While farm estate evaluations cross the $4 million threshold, they do not reflect financial reality for farm families in the state, according to Gary Schnitkey, professor of farm management at the University of Illinois.


“To get that transferred from this generation to the next generation, they are going to owe a sizable chunk of tax to the state of Illinois,” Schnitkey told FarmWeek. “It’s feasible but they are probably going to have to go into debt to do it. They aren’t going to have the cash outstanding. … They are going to have a new debt payment on that land.”


To continue farming on their family farms, many farm families must make the decision to go into debt or sell off portions of the farm or equipment, leaving farm families without the assets necessary to sustain their livelihoods and provide for their families.


“It increases the incentive to sell the farmland to settle the estate tax, so you don’t have to come up with the funding to do it because there’s no other liquid assets in the estate,” Schnitkey said.


According to a recent farmdoc article co-authored by Schnitkey, the average farm size in Illinois is 1,300 acres, with farmers owning around a quarter of the land, or 325 acres, with an average annual income of approximately $100,000.

The estate valuation for 325 acres would be $4.875 million, based on the average market price of $15,000 per acre.

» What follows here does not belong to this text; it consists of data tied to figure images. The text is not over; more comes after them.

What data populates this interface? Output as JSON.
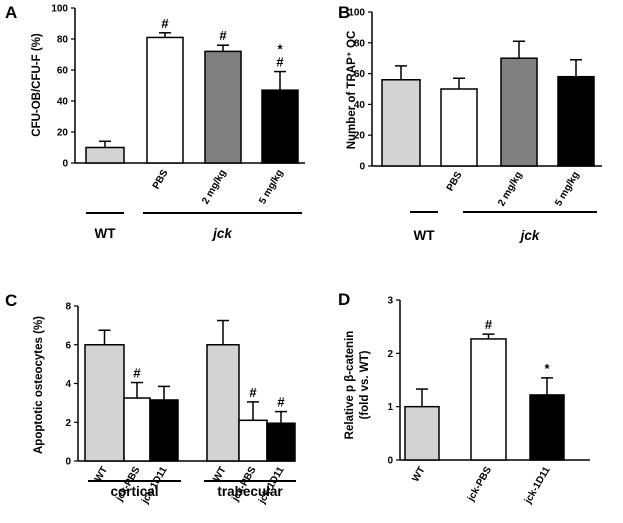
{
  "chart_data": [
    {
      "panel": "A",
      "type": "bar",
      "ylabel": "CFU-OB/CFU-F (%)",
      "ylim": [
        0,
        100
      ],
      "yticks": [
        0,
        20,
        40,
        60,
        80,
        100
      ],
      "categories": [
        "",
        "PBS",
        "2 mg/kg",
        "5 mg/kg"
      ],
      "values": [
        10,
        81,
        72,
        47
      ],
      "errors": [
        4,
        3,
        4,
        12
      ],
      "colors": [
        "#d3d3d3",
        "#ffffff",
        "#808080",
        "#000000"
      ],
      "significance": [
        "",
        "#",
        "#",
        "*\n#"
      ],
      "groups": [
        {
          "label": "WT",
          "italic": false,
          "from": 0,
          "to": 0
        },
        {
          "label": "jck",
          "italic": true,
          "from": 1,
          "to": 3
        }
      ]
    },
    {
      "panel": "B",
      "type": "bar",
      "ylabel": "Number of TRAP⁺ OC",
      "ylim": [
        0,
        100
      ],
      "yticks": [
        0,
        20,
        40,
        60,
        80,
        100
      ],
      "categories": [
        "",
        "PBS",
        "2 mg/kg",
        "5 mg/kg"
      ],
      "values": [
        56,
        50,
        70,
        58
      ],
      "errors": [
        9,
        7,
        11,
        11
      ],
      "colors": [
        "#d3d3d3",
        "#ffffff",
        "#808080",
        "#000000"
      ],
      "significance": [
        "",
        "",
        "",
        ""
      ],
      "groups": [
        {
          "label": "WT",
          "italic": false,
          "from": 0,
          "to": 0
        },
        {
          "label": "jck",
          "italic": true,
          "from": 1,
          "to": 3
        }
      ]
    },
    {
      "panel": "C",
      "type": "bar",
      "ylabel": "Apoptotic osteocytes (%)",
      "ylim": [
        0,
        8
      ],
      "yticks": [
        0,
        2,
        4,
        6,
        8
      ],
      "categories": [
        "WT",
        "jck-PBS",
        "jck-1D11",
        "WT",
        "jck-PBS",
        "jck-1D11"
      ],
      "values": [
        6.0,
        3.25,
        3.15,
        6.0,
        2.1,
        1.95
      ],
      "errors": [
        0.75,
        0.8,
        0.7,
        1.25,
        0.95,
        0.6
      ],
      "colors": [
        "#d3d3d3",
        "#ffffff",
        "#000000",
        "#d3d3d3",
        "#ffffff",
        "#000000"
      ],
      "significance": [
        "",
        "#",
        "",
        "",
        "#",
        "#"
      ],
      "groups": [
        {
          "label": "cortical",
          "italic": false,
          "from": 0,
          "to": 2
        },
        {
          "label": "trabecular",
          "italic": false,
          "from": 3,
          "to": 5
        }
      ]
    },
    {
      "panel": "D",
      "type": "bar",
      "ylabel": "Relative p β-catenin",
      "ylabel2": "(fold vs. WT)",
      "ylim": [
        0,
        3
      ],
      "yticks": [
        0,
        1,
        2,
        3
      ],
      "categories": [
        "WT",
        "jck-PBS",
        "jck-1D11"
      ],
      "values": [
        1.0,
        2.27,
        1.22
      ],
      "errors": [
        0.33,
        0.09,
        0.32
      ],
      "colors": [
        "#d3d3d3",
        "#ffffff",
        "#000000"
      ],
      "significance": [
        "",
        "#",
        "*"
      ],
      "groups": []
    }
  ]
}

The land would generate a tax liability of $250,000. The 325 acres, however, only produces about $25,000 of income.


Without including the values of farm infrastructure, equipment or the homestead, which are also evaluated under the estate tax and generate additional tax liability, the family is left paying taxes 10 times the income generated by their ground.


Schnitkey said the $100,000 estimate is still above average due to record high years in 2022 and 2023, when prices were influenced by conflicts overseas. He said he is anticipating incomes to drop back down to around $70,000 to $80,000 annually.


Schnitkey said the estate tax is becoming a “bigger deal” due to large increases in land prices and said he thinks the exemption should be increased to reflect inflation.


Furthermore, Illinois’ $4 million threshold lags the federal estate tax exemption, which is currently at $13.6 million, but is scheduled to sunset down to approximately $6 million in 2026.


If either SB 2921 or HB 4600 are passed, they would reform the current state tax for farm estates only, by changing the tax exclusion to a true exemption, and raising it from $4 to $6 million. Only dollars over $6 million will be taxed under the exemption.


In addition, the measures tie the new $6 million exemption level to inflation and will be adjusted each year according to the increase in the Consumer Price Index.


The measures would also allow portability between spouses at the state level, a benefit allowed under the federal estate tax; meaning a surviving spouse can use the unused estate tax exemption of a deceased spouse plus their own exemption when they die.


The measures are limited to agriculture, by coupling the changes to only those estates that are eligible for agricultural special use valuation under federal Internal Revenue Service rules.


The farm must make up at least 50% of the gross estate, with 25% of the estate value being the farmland. Additionally, the farm must be farmed by the deceased or family member for five of the previous eight years prior to the deceased’s death, and the surviving family must continue farming for 10 years.